Coiled-coil polymer hybrid drug delivery systems can also be used in drug-free macromolecular therapeutic (DFMT) applications, whereby a coiled-coil-based system would be used to induce apoptosis in target cells. Specifically, Dr. Jindřich Kopeček and colleagues attempted to induce apoptosis in CD20-positive non-Hodgkin's lymphoma B-cells by mimicking the induction of apoptosis typically caused by the recognition of secondary antibodies to the CD20 antigen. In this case, apoptosis was induced upon the oligomerization of a PHMPA copolymer-conjugated coil to the anti-CD20 FAB fragment-conjugated coil (which would recognize and bind CD20). The coiled-coil motifs used in this system were the anti-parallel heterodimeric CCE/CCK coiled coils, which consist of pentaheptad repeats. This system was found to be successful at inducing apoptosis in those cells in vitro, providing an alternative to the anti-CD20 antibody drug Rituximab. Further studies have shown the efficacy of this system in vivo whereby malignant B-cells implanted in the bone marrow of mice were eradicated completely.

== Nanoparticle system ==
Coiled-coils can be used to create nanoparticle drug delivery systems capable of delivering drugs or other biological molecules with increased targeting and controlled release due to their biocompatibility, stability, and targeting properties. Self-assembled cage-like particles (SAGE) utilize coiled-coils along with disulfide linkers to create hollow nanoparticles of diameters in the range of 100 nm. SAGE consists of two separate coiled-coil motifs: a ~20 residue heptad homotrimer motif (CC-Tri3) and a ~20 residue heptad heterodimer motif (CC-Di-A / CC-Di-B). Each CC-Tri3 would be bound to either a CC-Di-A or a CC-Di-B via a disulfide linker, such that each time CC-Di-A and CC-Di-B would oligomerize together, hexagonal networks would form with pores of 5-6 nm in diameter: CC-Di-A – CC-Tri3 – CC-Di-A – CC-Di-b – CC-Tri3 – CC-Di-B. Self-assembly would result in further oligomerization between the heterodimer motifs, which would eventually result in the formation of a hollow nanoparticle sphere. The final diameter of the nanoparticle would depend on the length linker used, along with the size of the coiled-coil motifs used. SAGE has been applied in the field of antigen delivery, whereby Dr. Andrew Davidson and colleagues modified 3 SAGE systems described above with the antigenic peptides tetanus toxoid, ovalbumin, and hemagglutinin individually. The investigators found that SAGE systems were nontoxic in vivo, and were capable of eliciting CD4 T cell and B cell responses in the case of the tetanus toxoid and ovalbumin systems while eliciting a CD8 T cell response with the hemagglutinin system.   Some advantages to using SAGE systems for antigen presentation include the ability to remain stable and functional after functionalization with cargo, the ability to modify and tune cellular uptake properties, and the modularity of the platform which could potentially be used to present multiple antigens at the same time, resulting in increased antigen immunogenicity.

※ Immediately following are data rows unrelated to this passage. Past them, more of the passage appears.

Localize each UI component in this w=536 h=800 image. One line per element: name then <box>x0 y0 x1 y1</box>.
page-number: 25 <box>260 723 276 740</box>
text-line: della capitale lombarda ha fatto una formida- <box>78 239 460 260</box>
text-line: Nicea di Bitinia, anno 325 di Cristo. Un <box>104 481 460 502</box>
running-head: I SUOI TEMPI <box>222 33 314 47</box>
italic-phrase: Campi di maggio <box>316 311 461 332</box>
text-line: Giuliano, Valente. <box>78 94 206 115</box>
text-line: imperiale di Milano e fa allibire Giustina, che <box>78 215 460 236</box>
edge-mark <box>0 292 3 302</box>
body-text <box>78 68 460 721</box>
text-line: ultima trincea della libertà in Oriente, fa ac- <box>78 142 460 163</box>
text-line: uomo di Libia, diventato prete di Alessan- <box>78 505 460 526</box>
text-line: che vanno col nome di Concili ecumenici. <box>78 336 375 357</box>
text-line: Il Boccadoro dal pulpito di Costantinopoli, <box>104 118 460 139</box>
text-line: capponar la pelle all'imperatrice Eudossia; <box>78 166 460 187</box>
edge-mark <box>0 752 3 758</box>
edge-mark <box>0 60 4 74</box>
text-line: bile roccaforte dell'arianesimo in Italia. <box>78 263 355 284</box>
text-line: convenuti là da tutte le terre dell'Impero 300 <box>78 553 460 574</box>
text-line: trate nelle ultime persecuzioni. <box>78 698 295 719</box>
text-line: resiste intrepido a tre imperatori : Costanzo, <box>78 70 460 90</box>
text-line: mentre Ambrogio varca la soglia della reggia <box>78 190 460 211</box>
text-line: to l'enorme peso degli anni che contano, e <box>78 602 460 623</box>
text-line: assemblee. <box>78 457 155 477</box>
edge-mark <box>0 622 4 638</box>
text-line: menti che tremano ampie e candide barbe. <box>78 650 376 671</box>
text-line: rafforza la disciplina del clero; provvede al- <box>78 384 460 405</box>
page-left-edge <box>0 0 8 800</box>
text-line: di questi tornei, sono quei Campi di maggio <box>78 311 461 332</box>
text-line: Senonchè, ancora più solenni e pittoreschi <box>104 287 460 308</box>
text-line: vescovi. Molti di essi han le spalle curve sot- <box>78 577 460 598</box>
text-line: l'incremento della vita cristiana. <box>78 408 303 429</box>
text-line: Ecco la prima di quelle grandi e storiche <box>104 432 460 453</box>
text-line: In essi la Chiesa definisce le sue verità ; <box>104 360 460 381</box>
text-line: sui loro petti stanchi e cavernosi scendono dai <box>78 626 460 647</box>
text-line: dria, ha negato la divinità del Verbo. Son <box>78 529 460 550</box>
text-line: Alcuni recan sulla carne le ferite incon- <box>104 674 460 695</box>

Another type of coiled-coil nanoparticle system is the self-assembling protein nanoparticles (SAPN). SAPN differs from SAGE in that SAPN utilizes trimeric and pentameric coiled-coil motifs. This change results in the self-assembly of a symmetrical polyhedral 16 nm nanoparticle composed of 60 monomer building blocks. The small size of SAPN allows the nanoparticle system to resemble viruses in shape and size, which is beneficial to antigen presentation. Specifically, SAPN has been utilized by Dr. David Lanar and colleagues to develop a P. falciparum malaria vaccine whereby B and CD8-T cell epitopes of the disease were modified into the SAPN coiled-coil motifs. In vivo results showed that a long-lasting immune response was generated in the mice for up to 13 months, capable of preventing malaria infection in vaccine-treated mice.